"Not ten thousand pounds!" said Camperdown Senior, to whom the magnitude of the larceny almost ennobled the otherwise mean duty of catching the thief. Then Mr. Camperdown rose, and slowly walked across the New Square, Lincoln's Inn, under the low archway, by the entrance to the old court in which Lord Eldon used to sit, to the Old Square, in which the Turtle Dove had built his legal nest on a first floor, close to the old gateway.
Mr. Dove was a gentleman who spent a very great portion of his life in this somewhat gloomy abode of learning. It was not now term time, and most of his brethren were absent from London, recruiting their strength among the Alps, or drinking in vigours for fresh campaigns with the salt sea breezes of Kent and Sussex, or perhaps shooting deer in Scotland, or catching fish in Connemara. But Mr. Dove was a man of iron, who wanted no such recreation. To be absent from his law-books and the black, littered, ink-stained old table on which he was wont to write his opinions, was, to him, to be wretched. The only exercise necessary to him was that of putting on his wig and going into one of the courts that were close to his chambers;—but even that was almost distasteful to him. He preferred sitting in his old arm-chair, turning over his old books in search of old cases, and producing opinions which he would be prepared to back against all the world of Lincoln's Inn. He and Mr. Camperdown had known each other intimately for many years, and though the rank of the two men in their profession differed much, they were able to discuss questions of law without any appreciation of that difference among themselves. The one man knew much, and the other little; the one was not only learned, but possessed also of great gifts, while the other was simply an ordinary clear-headed man of business; but they had sympathies in common which made them friends; they were both honest and unwilling to sell their services to dishonest customers; and they equally entertained a deep-rooted contempt for that portion of mankind who thought that property could be managed and protected without the intervention of lawyers. The outside world to them was a world of pretty, laughing, ignorant children; and lawyers were the parents, guardians, pastors, and masters by whom the children should be protected from the evils incident to their childishness.

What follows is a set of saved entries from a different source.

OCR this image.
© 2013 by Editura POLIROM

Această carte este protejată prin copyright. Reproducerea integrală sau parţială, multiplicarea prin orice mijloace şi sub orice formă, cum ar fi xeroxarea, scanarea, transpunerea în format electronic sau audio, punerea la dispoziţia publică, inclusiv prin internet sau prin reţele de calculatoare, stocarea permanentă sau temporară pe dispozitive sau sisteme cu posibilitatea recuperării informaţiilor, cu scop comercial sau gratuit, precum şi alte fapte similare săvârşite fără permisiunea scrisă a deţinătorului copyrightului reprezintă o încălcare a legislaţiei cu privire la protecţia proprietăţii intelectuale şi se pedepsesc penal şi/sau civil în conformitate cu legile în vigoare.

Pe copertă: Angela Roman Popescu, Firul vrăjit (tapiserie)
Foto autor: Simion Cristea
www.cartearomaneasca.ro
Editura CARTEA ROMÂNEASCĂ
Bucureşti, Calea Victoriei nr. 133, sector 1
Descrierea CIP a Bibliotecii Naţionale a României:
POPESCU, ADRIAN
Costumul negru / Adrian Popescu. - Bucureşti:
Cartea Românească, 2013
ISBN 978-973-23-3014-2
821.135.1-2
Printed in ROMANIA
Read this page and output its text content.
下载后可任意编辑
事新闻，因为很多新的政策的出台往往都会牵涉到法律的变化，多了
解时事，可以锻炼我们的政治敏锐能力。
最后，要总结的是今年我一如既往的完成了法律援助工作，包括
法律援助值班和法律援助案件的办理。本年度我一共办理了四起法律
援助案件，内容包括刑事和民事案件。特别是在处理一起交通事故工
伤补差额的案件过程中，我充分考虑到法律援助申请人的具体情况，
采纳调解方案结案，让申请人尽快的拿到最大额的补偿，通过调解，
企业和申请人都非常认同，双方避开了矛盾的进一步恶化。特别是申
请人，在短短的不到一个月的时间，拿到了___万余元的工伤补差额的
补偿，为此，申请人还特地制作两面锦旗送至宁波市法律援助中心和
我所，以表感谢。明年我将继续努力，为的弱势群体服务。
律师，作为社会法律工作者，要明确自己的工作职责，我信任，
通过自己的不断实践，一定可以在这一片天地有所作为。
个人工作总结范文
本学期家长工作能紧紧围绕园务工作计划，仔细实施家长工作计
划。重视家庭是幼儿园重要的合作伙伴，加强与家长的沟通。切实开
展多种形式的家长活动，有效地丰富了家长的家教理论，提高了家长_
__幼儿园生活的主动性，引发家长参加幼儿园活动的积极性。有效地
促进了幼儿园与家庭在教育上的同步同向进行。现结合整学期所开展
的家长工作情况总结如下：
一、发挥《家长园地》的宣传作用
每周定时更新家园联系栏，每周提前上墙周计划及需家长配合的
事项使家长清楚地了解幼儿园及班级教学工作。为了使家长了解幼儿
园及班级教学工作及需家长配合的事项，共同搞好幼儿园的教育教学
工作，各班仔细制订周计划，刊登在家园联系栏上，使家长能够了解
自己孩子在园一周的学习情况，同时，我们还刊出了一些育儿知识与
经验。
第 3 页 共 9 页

"Yes, sir; he's here," said the Turtle Dove's clerk. "He is talking of going away, but he won't go. He's told me I can have a week, but I don't know that I like to leave him. Mrs. Dove and the children are down at Ramsgate, and he's here all night. He hadn't been out for so long that when he wanted to go as far as the Temple yesterday, we couldn't find his hat." Then the clerk opened the door, and ushered Mr. Camperdown into the room. Mr. Dove was the younger man by five or six years, and his hair was still black. Mr. Camperdown's was nearer white than grey; but, nevertheless, Mr. Camperdown looked as though he were the younger man. Mr. Dove was a long, thin man, with a stoop in his shoulders, with deep-set, hollow eyes, and lanthorn cheeks, and sallow complexion, with long, thin hands, who seemed to acknowledge by every movement of his body and every tone of his voice that old age was creeping on him,—whereas the attorney's step was still elastic, and his speech brisk. Mr. Camperdown wore a blue frock-coat, and a coloured cravat, and a light waistcoat. With Mr. Dove every visible article of his raiment was black, except his shirt, and he had that peculiar blackness which a man achieves when he wears a dress-coat over a high black waistcoat in the morning.
"You didn't make much, I fear, of what I sent you about heirlooms," said Mr. Dove, divining the purport of Mr. Camperdown's visit.
"A great deal more than I wanted, I can assure you, Mr. Dove."
"There is a common error about heirlooms."
"Very common, indeed, I should say. God bless my soul! when one knows how often the word occurs in family deeds, it does startle one to be told that there isn't any such thing."
"I don't think I said quite so much as that. Indeed, I was careful to point out that the law does acknowledge heirlooms."
"But not diamonds," said the attorney.
"I doubt whether I went quite so far as that."